Reprinted From May 6, 2005

By Steve Green

Editor

A true newspaperman died early yesterday morning from prolonged health problems. That newspaperman was my mentor, my friend, my advisor, my boss and my stepfather.

When I was growing up in this newspaper business, Dick would often tell me, “A newspaperman never has any friends.” I have found out these last couple months he was wrong. Dick always thought he was a hated man. It was almost as if he relished being disliked. He thought he had more enemies than friends as a result of printing the news. There’s no disputing the fact he ruffled many feathers over his 50 years in the newspaper business, but he would be surprised by the well wishes my family has heard these last few months as word of illness spread.

During one of our final conversations, I told him for someone who proclaims to not have any one friend, you have a lot of people who care about you. I hope he heard and understood that because it’s the truth. Dick had more friends than he realized. They may not be the type you and I have. Those friends we keep close to our hearts, seek solace with in times of need or rely on for camaraderie. But they were people he had known for years and appreciated his honesty.

One call I got last month pretty much summed it up. This individual was pretty clear — he didn’t like Dick too much as a businessman and disagreed with how he published a paper, but he respected him and wished to send his best wishes to the family at a time he knew was difficult for us.

Nobody disagreed with Dick more than I on the issues of life, family and the newspaper business. There was nobody more stubborn and opinionated, but that was who he was his entire life. It was Dick and one thing you could never call him was fake. He was brutally honest throughout his life. It didn’t matter who it was. Whether it was the governor of the state, the mayor Ocean City or a bicycle shop employee, he said what he wanted when he wanted. There was no filter. That was just his way.

Throughout the 12 years we worked closely together, Dick and I were constantly struggling to figure out a balance between the boss/employee and father/son relationship. We battled with it for years and it was painful for me and I assume for him. It wasn’t the way I thought it would be. He surely felt the same way.

Our battles changed about a year ago when our relationship changed. What it was I do not know to this day, but at some point it seemed he was ready to turn the business over, and I, in turn, was ready to give him the credit and respect he deserved.

Seeing Dick in recent months was terribly painful. He was always a proud and dignified man. It was as if his dignity and pride were no longer there. He was not the man I have known for more than 25 years, but that’s what happens when death is near. However, there is no pain greater than seeing someone suffer that you love and admire, in particular someone who has done so much for you over the years. My gratitude is endless, my heart is heavy and eyes blurry and I pray he knew how truly grateful I was to have him in my life and to have the opportunity to work for him.

It was fitting for Dick to pass away on a Thursday, our deadline day at The Dispatch. I believe if Dick had his way the newsroom would not do any work until Thursday.
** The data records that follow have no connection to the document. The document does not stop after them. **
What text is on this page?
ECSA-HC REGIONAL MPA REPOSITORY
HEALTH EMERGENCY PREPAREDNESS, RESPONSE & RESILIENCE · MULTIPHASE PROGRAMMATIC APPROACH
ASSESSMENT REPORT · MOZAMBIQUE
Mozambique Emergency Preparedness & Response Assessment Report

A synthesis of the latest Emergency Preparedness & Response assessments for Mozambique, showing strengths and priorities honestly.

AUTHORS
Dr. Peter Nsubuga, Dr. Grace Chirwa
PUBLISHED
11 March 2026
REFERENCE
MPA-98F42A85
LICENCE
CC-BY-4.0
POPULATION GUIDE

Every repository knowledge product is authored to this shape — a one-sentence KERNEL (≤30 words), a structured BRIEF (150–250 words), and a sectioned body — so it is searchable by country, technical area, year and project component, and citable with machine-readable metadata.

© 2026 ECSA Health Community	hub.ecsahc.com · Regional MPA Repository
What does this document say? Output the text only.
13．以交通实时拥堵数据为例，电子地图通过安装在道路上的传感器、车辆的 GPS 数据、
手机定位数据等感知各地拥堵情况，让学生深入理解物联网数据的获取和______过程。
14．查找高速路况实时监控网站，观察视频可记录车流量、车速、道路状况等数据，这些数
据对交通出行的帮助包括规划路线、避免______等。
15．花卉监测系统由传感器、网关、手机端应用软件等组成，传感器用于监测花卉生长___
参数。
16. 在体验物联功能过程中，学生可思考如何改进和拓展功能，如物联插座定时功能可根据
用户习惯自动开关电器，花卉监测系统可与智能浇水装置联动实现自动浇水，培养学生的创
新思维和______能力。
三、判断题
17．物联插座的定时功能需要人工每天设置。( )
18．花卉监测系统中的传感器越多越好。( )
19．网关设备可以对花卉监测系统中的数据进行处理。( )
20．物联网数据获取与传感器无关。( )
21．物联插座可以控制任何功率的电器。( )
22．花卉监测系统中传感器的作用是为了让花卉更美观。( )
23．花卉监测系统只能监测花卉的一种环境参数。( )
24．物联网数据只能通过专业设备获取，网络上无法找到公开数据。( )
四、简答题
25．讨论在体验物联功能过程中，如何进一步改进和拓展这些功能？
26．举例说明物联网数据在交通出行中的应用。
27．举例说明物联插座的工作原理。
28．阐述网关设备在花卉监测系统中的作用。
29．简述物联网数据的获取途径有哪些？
He always wanted the most up-to-date news on his pages. There were deadline days when everything was running smoothly and Dick would stroll in and purposely rock the boat. Whether it was altering a headline so it grabbed more attention, or was more sensational, switching a photo or criticizing an editorial, he always made Thursdays interesting around the office. It was no secret it would drive me crazy. He liked that. It was his paper and he had the ultimate say.

I will remember Dick as a consummate newspaperman. His legacy will endure on the pages of The Dispatch forever.

As far as I am concerned, it will forever be Dick Lohmeyer’s paper. I am proud and honored to carry on his legacy and can only hope to make him proud. I hope to build upon the solid foundation he laid over nearly 50  years in publishing. It’s a serious business and something I have neither taken for granted nor expected to be handed.

While the newspaper business was in his blood, Dick’s wife consumed his heart. He loved his partner in life for more than 25 years. Oh, did he love his Patsy. As a son, that’s all I ever hoped for my mother. Dick, a man with a reputation for being cold and honest to a fault in the community, was just a big softie when it came to his Patsy. Oh sure, he would stand up to her when it came to issues around the household, but we all knew who was the boss. Oh, how he loved his Patsy. For that, I will forever be appreciative. His memory will love on through her and our entire family, and, of course, on the pages of this very newspaper.